Titanium dioxide, in contrast, captures highly negatively charged molecules, Larsen says. By combining it with HILIC, his lab can obtain highly enriched preparations of sialylated glycopeptides, excluding neutral and non-sialylated glycopeptides. "This is the power of TiO2 chromatography, which bind phosphopeptides and sialylated glycopeptides very efficiently," he says.
Orlando's lab uses a variety of high mass accuracy instruments, including a Thermo LTQ ion trap, a Thermo LTQ-FT, and two Waters QToFs, to cut down on false positives in his glycobiology research. He also uses the hardware to drive some interesting and sorely needed methods development for glycobiologists.
For instance, Orlando's team has come up with the glycan equivalent of such proteomics tools as SILAC and Applied Biosystems' iTRAQ and ICAT reagents.
SILAC is a metabolic labeling approach for relative quantification experiments that labels one protein sample in vivo with isotopically "heavy" amino acids, providing a mass shift relative to protein grown with non-isotopically labeled amino acids. In Orlando's variant, called IDAWG (for the University of Georgia Bulldogs, and to contrast with ICAT), cells are provided with N15-glutamine to label glycan chains.

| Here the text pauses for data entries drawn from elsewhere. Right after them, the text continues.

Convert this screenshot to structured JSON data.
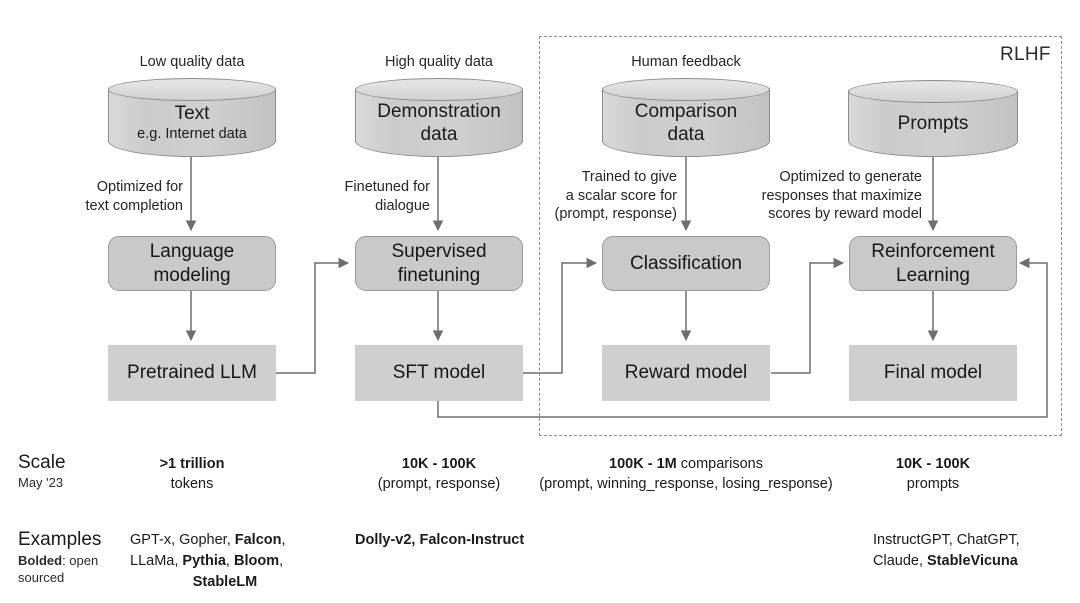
{
  "diagram": {
    "region_label": "RLHF",
    "columns": [
      {
        "id": "pretraining",
        "caption": "Low quality data",
        "datastore_title": "Text",
        "datastore_subtitle": "e.g. Internet data",
        "edge_label": "Optimized for\ntext completion",
        "process": "Language\nmodeling",
        "artifact": "Pretrained LLM"
      },
      {
        "id": "sft",
        "caption": "High quality data",
        "datastore_title": "Demonstration",
        "datastore_subtitle": "data",
        "edge_label": "Finetuned for\ndialogue",
        "process": "Supervised\nfinetuning",
        "artifact": "SFT model"
      },
      {
        "id": "reward-modeling",
        "caption": "Human feedback",
        "datastore_title": "Comparison",
        "datastore_subtitle": "data",
        "edge_label": "Trained to give\na scalar score for\n(prompt, response)",
        "process": "Classification",
        "artifact": "Reward model"
      },
      {
        "id": "rl-finetuning",
        "caption": "",
        "datastore_title": "Prompts",
        "datastore_subtitle": "",
        "edge_label": "Optimized to generate\nresponses that maximize\nscores by reward model",
        "process": "Reinforcement\nLearning",
        "artifact": "Final model"
      }
    ],
    "boxes": {
      "language_modeling_line1": "Language",
      "language_modeling_line2": "modeling",
      "supervised_finetuning_line1": "Supervised",
      "supervised_finetuning_line2": "finetuning",
      "classification": "Classification",
      "reinforcement_learning_line1": "Reinforcement",
      "reinforcement_learning_line2": "Learning",
      "pretrained_llm": "Pretrained LLM",
      "sft_model": "SFT model",
      "reward_model": "Reward model",
      "final_model": "Final model"
    },
    "edge_labels": {
      "pretraining_line1": "Optimized for",
      "pretraining_line2": "text completion",
      "sft_line1": "Finetuned for",
      "sft_line2": "dialogue",
      "reward_line1": "Trained to give",
      "reward_line2": "a scalar score for",
      "reward_line3": "(prompt, response)",
      "rl_line1": "Optimized to generate",
      "rl_line2": "responses that maximize",
      "rl_line3": "scores by reward model"
    },
    "datastore_captions": {
      "low_quality": "Low quality data",
      "high_quality": "High quality data",
      "human_feedback": "Human feedback"
    },
    "datastores": {
      "text_title": "Text",
      "text_sub": "e.g. Internet data",
      "demo_title": "Demonstration",
      "demo_sub": "data",
      "comparison_title": "Comparison",
      "comparison_sub": "data",
      "prompts_title": "Prompts"
    }
  },
  "scale_row": {
    "label": "Scale",
    "sublabel": "May '23",
    "cells": [
      {
        "bold": ">1 trillion",
        "plain": "tokens"
      },
      {
        "bold": "10K - 100K",
        "plain": "(prompt, response)"
      },
      {
        "bold": "100K - 1M",
        "plain_inline": " comparisons",
        "plain": "(prompt, winning_response, losing_response)"
      },
      {
        "bold": "10K - 100K",
        "plain": "prompts"
      }
    ]
  },
  "examples_row": {
    "label": "Examples",
    "sublabel_bold": "Bolded",
    "sublabel_rest": ": open",
    "sublabel_line2": "sourced",
    "cells": [
      {
        "line1_a": "GPT-x, Gopher, ",
        "line1_b": "Falcon",
        "line1_c": ",",
        "line2_a": "LLaMa, ",
        "line2_b": "Pythia",
        "line2_c": ", ",
        "line2_d": "Bloom",
        "line2_e": ",",
        "line3_b": "StableLM"
      },
      {
        "line1_b": "Dolly-v2, Falcon-Instruct"
      },
      {
        "line1_a": "InstructGPT, ChatGPT,",
        "line2_a": "Claude, ",
        "line2_b": "StableVicuna"
      }
    ]
  },
  "colors": {
    "box_fill": "#c9c9c9",
    "artifact_fill": "#cfcfcf",
    "stroke": "#6e6e6e",
    "dashed_stroke": "#8d8d8d",
    "text": "#1b1b1b",
    "background": "#ffffff"
  }
}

Glutamine is the sole nitrogen source for all amino sugars, including those in glycan chains. So by providing N15-glutamine, all glycoprotein glycans will be isotopically labeled. Best of all, Orlando says, most growth media comes glutamine-depleted, meaning no special media is required to do this work.

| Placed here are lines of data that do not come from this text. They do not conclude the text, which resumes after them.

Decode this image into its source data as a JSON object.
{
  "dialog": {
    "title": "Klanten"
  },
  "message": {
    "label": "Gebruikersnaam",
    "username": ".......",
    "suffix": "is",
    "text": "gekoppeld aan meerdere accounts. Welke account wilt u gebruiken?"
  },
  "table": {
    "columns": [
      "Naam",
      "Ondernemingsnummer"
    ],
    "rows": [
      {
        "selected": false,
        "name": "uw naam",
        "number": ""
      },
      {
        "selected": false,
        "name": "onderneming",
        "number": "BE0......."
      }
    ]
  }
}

Orlando's iTRAQ analog is a pair of isobaric tags (C13-methyliodide and 1-deutero-C12-methyliodide) that can tag glycan structures in vitro for relative quantitation.
Perhaps one of the biggest deficiencies in glycobiology has been the lack of good analytical tools to analyze sugar spectral data. Protein biologists have a wealth of software available that can identify and sequence peptides based on mass spectra. But glycobiologists have largely been out of luck. Larsen does all his analyses manually, which necessarily limits the scope of his research.
But that could soon change. Before joining the faculty of Macquerie University, Packer cofounded (and worked for) the Australian firm Proteome Systems, where she helped develop a proprietary glycan database called GlycoSuite. Now Proteome Systems is releasing GlycoSuite into the public domain, Packer says; it should be available in early 2009 as part of the Swiss Institute of Bioinformatics ExPASy server toolset.
The result, she says, could be the same sort of growth spurt that characterized proteomics a decade or so ago.
"Proteomics only really took off when the software was there to analyze the mass spec data by everybody, rather than just the experts," she says. "Similarly, glycomics will take off when the MS/MS spectra can be analyzed easily. And to do that, you need to have the tools and the database to match with."
Programmers, she explains, can use GlycoSuite to develop the glycan equivalents of SEQUEST and MASCOT, thereby enabling researchers to match spectral data against "a theoretical breakdown of the known glycan structures." And that is important, she says, because glycan modifications "are obviously important, but they've largely been overlooked because people perceive it as hard. I think you'll see in the next few years that that perception will change."